Sunday, April 12, 2009

Part 1--Conrad Schumacher--Training of the Young Horse

Here's the first of my notes from the Conrad symposium I attended last month in Redmond, Washington. I apologize if my notes aren't complete, but it was in the thirties and freezing making it hard to write.

The symposium started with the basic training of the young horse. Included in the demonstration: a 4-year-old horse 6 months under saddle and a 6-year-old warmblood.

Conrad stressed the young horses need three things:

  1. Patience
  2. Patience
  3. Patience

How Conrad starts his young horses: A dressage horse is at its peak at 14-16 years old, and pretty much done at 21-22. He starts them at 3, puts them out to pasture, then brings them back at 4. The best work starts at 5. He doesn’t show his horses in the young horses classes at 5 as they aren’t ready.

A horse never makes a mistake on purpose. There is no reason for punishment, except in dangerous situations. Convince the horse by being nice to them. WB’s can be a bit of bullies when they’re young.

In the beginning of the ride, let them move in a big, regular forward trot. Keep the neck long so the horse can come over the back.

American type horses (non WB) can’t necessarily get over the back by going more forward. They go a little crazy, fall on the forehand and begin to run. A WB needs to be ridden into the hand.

A horse is only honest in the neck when he learns to push against the hand (when they give in and push away from the bit). You can ride bigger when the neck is softer. Make horse’s neck round with the inside leg. Turn on forehand works on spine and should make horse softer in neck.

Good exercises

  • Leg yield on the wall then turn on forehand (makes horses that are strong in the hand soften). In 5 minutes, the horse will go longer in the neck.
  • Trot, stop, turn on forehand, trot in the opposite direction. Horse should give in neck.
  • Setup trotting poles on one half of a 20-meter circle. Canter half of the 20-meter circle then trot over poles on the other half of the 20-meter circle. Repeat until horse trots over poles without changing speed or head and neck position.
  • Do lots of transitions when warming up. Mouth starts to foam and horse starts moving better. Do both sides. Let him stretch down and come to walk.
  • Before trotting, give the horse a warning: Inside leg at girth, flex neck slightly to inside, move haunches out. When he gives in the neck, trot as a reward. Inside flexion makes neck rounder.
  • Turn on forehand—softens the neck position.


mugwump said...

Jami - Could you explain "over the back?"
And how far along are the horses when you do the exercises listed?

Jami Davenport said...

Over the back means that the horse is stretched out through his body with his spine, neck, and tail forming a bow. When a horse is over the back, his back is up instead of being hollow.

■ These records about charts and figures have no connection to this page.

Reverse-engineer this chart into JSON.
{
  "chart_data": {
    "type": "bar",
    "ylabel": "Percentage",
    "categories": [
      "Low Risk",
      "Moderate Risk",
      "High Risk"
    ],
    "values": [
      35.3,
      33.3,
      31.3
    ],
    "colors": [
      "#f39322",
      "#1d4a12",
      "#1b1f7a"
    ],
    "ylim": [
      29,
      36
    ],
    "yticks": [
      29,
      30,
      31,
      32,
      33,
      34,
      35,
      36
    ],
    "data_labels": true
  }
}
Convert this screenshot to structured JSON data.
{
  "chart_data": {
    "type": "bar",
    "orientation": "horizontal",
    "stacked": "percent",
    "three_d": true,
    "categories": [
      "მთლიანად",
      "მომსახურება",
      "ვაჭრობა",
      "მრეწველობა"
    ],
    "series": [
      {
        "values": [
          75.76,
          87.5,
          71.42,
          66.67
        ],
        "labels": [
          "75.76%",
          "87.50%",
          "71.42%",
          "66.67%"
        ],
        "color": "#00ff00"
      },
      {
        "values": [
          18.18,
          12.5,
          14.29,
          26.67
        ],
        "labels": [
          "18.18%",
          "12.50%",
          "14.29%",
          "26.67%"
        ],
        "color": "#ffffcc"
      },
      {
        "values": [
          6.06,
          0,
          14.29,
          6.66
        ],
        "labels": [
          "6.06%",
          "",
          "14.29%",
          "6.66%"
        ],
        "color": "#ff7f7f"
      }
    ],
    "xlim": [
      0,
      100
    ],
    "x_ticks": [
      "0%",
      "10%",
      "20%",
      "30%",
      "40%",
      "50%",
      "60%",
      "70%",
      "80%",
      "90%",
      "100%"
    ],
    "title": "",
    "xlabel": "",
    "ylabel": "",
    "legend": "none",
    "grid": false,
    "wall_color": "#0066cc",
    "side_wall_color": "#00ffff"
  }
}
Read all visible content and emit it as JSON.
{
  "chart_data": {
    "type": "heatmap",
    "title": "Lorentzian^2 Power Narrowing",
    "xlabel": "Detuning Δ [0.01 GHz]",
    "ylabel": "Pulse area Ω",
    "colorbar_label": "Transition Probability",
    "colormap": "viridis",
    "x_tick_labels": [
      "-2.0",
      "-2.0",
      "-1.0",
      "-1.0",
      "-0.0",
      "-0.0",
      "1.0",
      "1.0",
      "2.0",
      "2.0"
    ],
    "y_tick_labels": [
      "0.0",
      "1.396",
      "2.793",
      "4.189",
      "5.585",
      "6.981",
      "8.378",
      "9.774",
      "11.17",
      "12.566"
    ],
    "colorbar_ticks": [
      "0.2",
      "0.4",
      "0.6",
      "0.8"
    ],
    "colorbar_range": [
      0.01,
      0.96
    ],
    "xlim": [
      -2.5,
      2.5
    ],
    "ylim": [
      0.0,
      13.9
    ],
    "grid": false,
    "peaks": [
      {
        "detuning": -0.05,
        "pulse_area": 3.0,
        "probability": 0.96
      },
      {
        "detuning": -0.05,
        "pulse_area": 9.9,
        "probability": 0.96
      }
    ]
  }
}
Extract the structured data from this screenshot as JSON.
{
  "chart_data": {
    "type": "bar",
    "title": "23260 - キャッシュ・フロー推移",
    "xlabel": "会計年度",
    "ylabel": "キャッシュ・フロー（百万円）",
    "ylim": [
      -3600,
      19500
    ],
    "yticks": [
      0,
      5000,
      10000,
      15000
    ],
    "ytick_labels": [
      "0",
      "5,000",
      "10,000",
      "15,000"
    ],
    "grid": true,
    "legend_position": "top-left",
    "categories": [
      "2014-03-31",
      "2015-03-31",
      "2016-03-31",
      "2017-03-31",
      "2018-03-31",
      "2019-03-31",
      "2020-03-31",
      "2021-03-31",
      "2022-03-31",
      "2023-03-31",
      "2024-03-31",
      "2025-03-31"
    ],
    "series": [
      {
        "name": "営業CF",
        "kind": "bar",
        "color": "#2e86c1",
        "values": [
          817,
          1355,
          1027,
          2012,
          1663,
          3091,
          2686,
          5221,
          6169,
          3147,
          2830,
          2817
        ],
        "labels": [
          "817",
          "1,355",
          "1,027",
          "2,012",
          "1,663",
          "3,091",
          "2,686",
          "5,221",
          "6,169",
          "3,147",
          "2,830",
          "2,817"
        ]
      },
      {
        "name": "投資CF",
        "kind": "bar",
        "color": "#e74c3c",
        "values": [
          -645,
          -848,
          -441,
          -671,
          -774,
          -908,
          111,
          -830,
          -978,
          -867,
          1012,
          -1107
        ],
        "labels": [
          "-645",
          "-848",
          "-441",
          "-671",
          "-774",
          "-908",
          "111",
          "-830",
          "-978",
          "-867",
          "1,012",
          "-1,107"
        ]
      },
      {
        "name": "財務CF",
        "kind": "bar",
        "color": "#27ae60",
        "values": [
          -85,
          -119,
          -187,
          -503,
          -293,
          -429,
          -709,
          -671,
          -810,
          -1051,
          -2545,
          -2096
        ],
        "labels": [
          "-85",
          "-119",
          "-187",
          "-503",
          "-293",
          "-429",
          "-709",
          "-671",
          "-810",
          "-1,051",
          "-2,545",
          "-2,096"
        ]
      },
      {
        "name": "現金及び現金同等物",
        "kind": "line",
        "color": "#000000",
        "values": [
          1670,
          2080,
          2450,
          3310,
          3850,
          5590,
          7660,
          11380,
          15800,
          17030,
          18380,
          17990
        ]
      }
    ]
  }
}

I rechecked my notes, and I'm not sure when he'd recommend that these exercises be started. I'm guessing turn on the forehand could be started relatively early.

FD said...

I consider a horse to be working over the back when the stomach muscles lift which allows them to track up properly. If you watch a horse without tack on, it's easy to see - the belly comes up and the area of the back just behind the saddle flattens out and lifts slightly, then they step under and the forehand can lift and free the shoulders to move forward. I consider it different from being through, because a horse can work over the back, but still have a blockage in the neck / shoulder area that prevents them from truly being through.

I teach turn on the forehand very early on - mainly because I use it for gate opening.
Leg yield is generally considered the first lateral movement that you'd teach a young horse as a schooling exercise, and I start on that as soon as the horse can carry me in reasonable balance in w/t/c on a 20m circle. I like to introduce it in trot personally, ditto shoulder in when we get there.